Результаты исследований представлены в таблице 3.

Таблица 3
Показатели Группы
Контроль Опытная
1 2 3
Живая масса, г суточного цыпленка 50 50
Живая масса по группе, г 194,1+43,54 204,06±4,02
в 7 дней 380,5±7,99 403,86±7,03
в 14 дней 754,00±17,63 813,86±17,78
в 21 день 1312,29±28,80 1454,00±29,10
в 28 дней 2092,70±45,84 2212,66±43,80
в 38 дней 2107,00±46,17 2483,6±44,79
Живая масса в 38 дней, в том числе
петушков 2024,30±66,19 2299,75±53,19
курочек 1786,28±52,90 2067,50±56,65
Сохранность поголовья, % 100 100
Расход корма на 1 гол., кг 3,59 3,48
Затраты корма на 1 кг прироста, кг 1,74 1,61
Среднесуточный прирост живой массы, г 54,1 59,1

Как видно из таблицы 3, живая масса опытных бройлеров превышала контроль. При этом она была достоверно выше контроля за весь цикл выращивания бройлеров. Исследуемый препарат позволяет обеспечить синтез лизина в организме цыплят в наиболее ответственный период жизни, когда пищеварительная система отличается наибольшей уязвимостью и незрелостью. Использование препарата не повлияло отрицательно на сохранность бройлеров и конверсию корма.

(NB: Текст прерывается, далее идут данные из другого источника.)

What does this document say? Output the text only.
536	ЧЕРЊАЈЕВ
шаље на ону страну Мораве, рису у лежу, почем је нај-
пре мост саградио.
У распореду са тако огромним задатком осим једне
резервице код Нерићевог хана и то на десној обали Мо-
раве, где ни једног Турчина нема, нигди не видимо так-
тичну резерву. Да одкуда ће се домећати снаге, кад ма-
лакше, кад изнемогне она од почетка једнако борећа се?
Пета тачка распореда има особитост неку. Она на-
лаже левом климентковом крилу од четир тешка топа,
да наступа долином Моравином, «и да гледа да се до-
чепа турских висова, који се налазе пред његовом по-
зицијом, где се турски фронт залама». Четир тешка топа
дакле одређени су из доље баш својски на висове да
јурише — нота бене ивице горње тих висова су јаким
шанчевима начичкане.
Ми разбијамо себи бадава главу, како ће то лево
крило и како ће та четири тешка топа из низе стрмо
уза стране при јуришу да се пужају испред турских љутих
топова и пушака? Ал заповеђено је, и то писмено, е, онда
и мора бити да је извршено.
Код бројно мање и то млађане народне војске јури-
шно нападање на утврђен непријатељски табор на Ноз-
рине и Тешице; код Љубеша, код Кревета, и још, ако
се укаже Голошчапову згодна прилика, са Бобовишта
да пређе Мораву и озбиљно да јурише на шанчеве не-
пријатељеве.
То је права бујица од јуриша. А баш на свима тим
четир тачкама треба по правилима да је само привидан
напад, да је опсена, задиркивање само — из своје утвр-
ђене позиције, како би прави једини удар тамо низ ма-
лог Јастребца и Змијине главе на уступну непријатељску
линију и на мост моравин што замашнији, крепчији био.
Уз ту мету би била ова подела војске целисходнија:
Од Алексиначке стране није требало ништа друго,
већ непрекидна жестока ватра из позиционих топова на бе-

Таким образом, использование симбиотического препарата на основе Escherichia coli VL-613 при выпаивании бройлерам высокопродуктивных кроссов позволяет полностью заменить синтетический лизин (моногидрохлорид лизина).

Источники информации

1. Патент РФ №2175351, С12Р 13/04, C12N 1/20, C12N 15/31, C12N 1/20, C12R 1/185, 27.01.2001.

2. Патент РФ №2189253, А61К 39/108, 09.04.2001.

3. Патент РФ №2347807, C12N 1/20, А33К 1/14, C12R 1/185, 27.02.2009.

Способ получения симбиотического препарата из Escherichia coli VL-613, включающий засев, культивирование в жидкой питательной среде на основе перевара Хоттингера, концентрирование бактериальной суспензии с последующим смешиванием со стабилизатором, расфасовку и лиофилизацию препарата; при этом в процессе культивирования Escherichia coli VL-613 сразу после засева окислительно-восстановительный потенциал бактериальной культуры снижают до минус (80-100) мВ, после чего до окончания процесса культивирования рО2 поддерживают на уровне (20±5) % от насыщения кислородом воздуха, рН регулируют на уровне (7,0-7,4), а дробную подачу глюкозы осуществляют дозами до концентрации (0,1-0,2) % при лимитировании роста Escherichia coli VL-613 глюкозой, длительность процесса культивирования составляет 4-6 ч.